While previous studies have identified relationships between hippocampal volumes and memory performance in schizophrenia, these relationships are not apparent in healthy individuals. Further, few studies have examined the role of hippocampal subfields in illness-related memory deficits, and no study has examined potential differences across varying illness stages. The current study aimed to investigate whether individuals with early and established psychosis exhibited differential relationships between visuospatial associative memory and hippocampal subfield volumes.
Measurements of visuospatial associative memory performance and grey matter volume were obtained from 52 individuals with a chronic schizophrenia-spectrum disorder, 28 youth with recent-onset psychosis, 52 older healthy controls, and 28 younger healthy controls.

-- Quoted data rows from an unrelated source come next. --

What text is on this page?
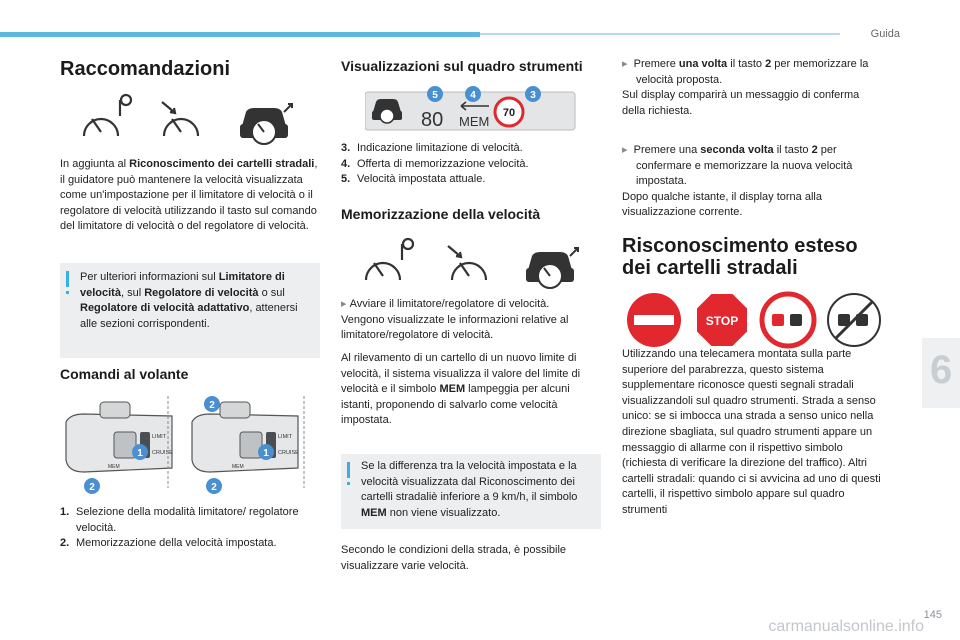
Guida
Raccomandazioni
In aggiunta al Riconoscimento dei cartelli stradali, il guidatore può mantenere la velocità visualizzata come un'impostazione per il limitatore di velocità o il regolatore di velocità utilizzando il tasto sul comando del limitatore di velocità o del regolatore di velocità.
Per ulteriori informazioni sul Limitatore di velocità, sul Regolatore di velocità o sul Regolatore di velocità adattativo, attenersi alle sezioni corrispondenti.
Comandi al volante
LIMIT
CRUISE
MEM
LIMIT
CRUISE
MEM
1
2
2
1
2
1. Selezione della modalità limitatore/ regolatore velocità.
2. Memorizzazione della velocità impostata.
Visualizzazioni sul quadro strumenti
80 MEM
70
5	4	3
3. Indicazione limitazione di velocità.
4. Offerta di memorizzazione velocità.
5. Velocità impostata attuale.
Memorizzazione della velocità
▸ Avviare il limitatore/regolatore di velocità.
Vengono visualizzate le informazioni relative al limitatore/regolatore di velocità.
Al rilevamento di un cartello di un nuovo limite di velocità, il sistema visualizza il valore del limite di velocità e il simbolo MEM lampeggia per alcuni istanti, proponendo di salvarlo come velocità impostata.
Se la differenza tra la velocità impostata e la velocità visualizzata dal Riconoscimento dei cartelli stradaliè inferiore a 9 km/h, il simbolo MEM non viene visualizzato.
Secondo le condizioni della strada, è possibile visualizzare varie velocità.
▸  Premere una volta il tasto 2 per memorizzare la velocità proposta.
Sul display comparirà un messaggio di conferma della richiesta.
▸  Premere una seconda volta il tasto 2 per confermare e memorizzare la nuova velocità impostata.
Dopo qualche istante, il display torna alla visualizzazione corrente.
Risconoscimento esteso
dei cartelli stradali
STOP
Utilizzando una telecamera montata sulla parte superiore del parabrezza, questo sistema supplementare riconosce questi segnali stradali visualizzandoli sul quadro strumenti. Strada a senso unico: se si imbocca una strada a senso unico nella direzione sbagliata, sul quadro strumenti appare un messaggio di allarme con il rispettivo simbolo (richiesta di verificare la direzione del traffico). Altri cartelli stradali: quando ci si avvicina ad uno di questi cartelli, il rispettivo simbolo appare sul quadro strumenti
6
145
carmanualsonline.info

Both chronic and recent-onset patients had impaired visuospatial associative memory performance, however, only chronic patients showed hippocampal subfield volume loss. Both chronic and recent-onset patients demonstrated relationships between visuospatial associative memory performance and hippocampal subfield volumes in the CA4/dentate gyrus and the stratum that were not observed in older healthy controls. There were no group by volume interactions when chronic and recent-onset patients were compared.
The current study extends the findings of previous studies by identifying particular hippocampal subfields, including the hippocampal stratum layers and the dentate gyrus, that appear to be related to visuospatial associative memory ability in individuals with both chronic and first-episode psychosis.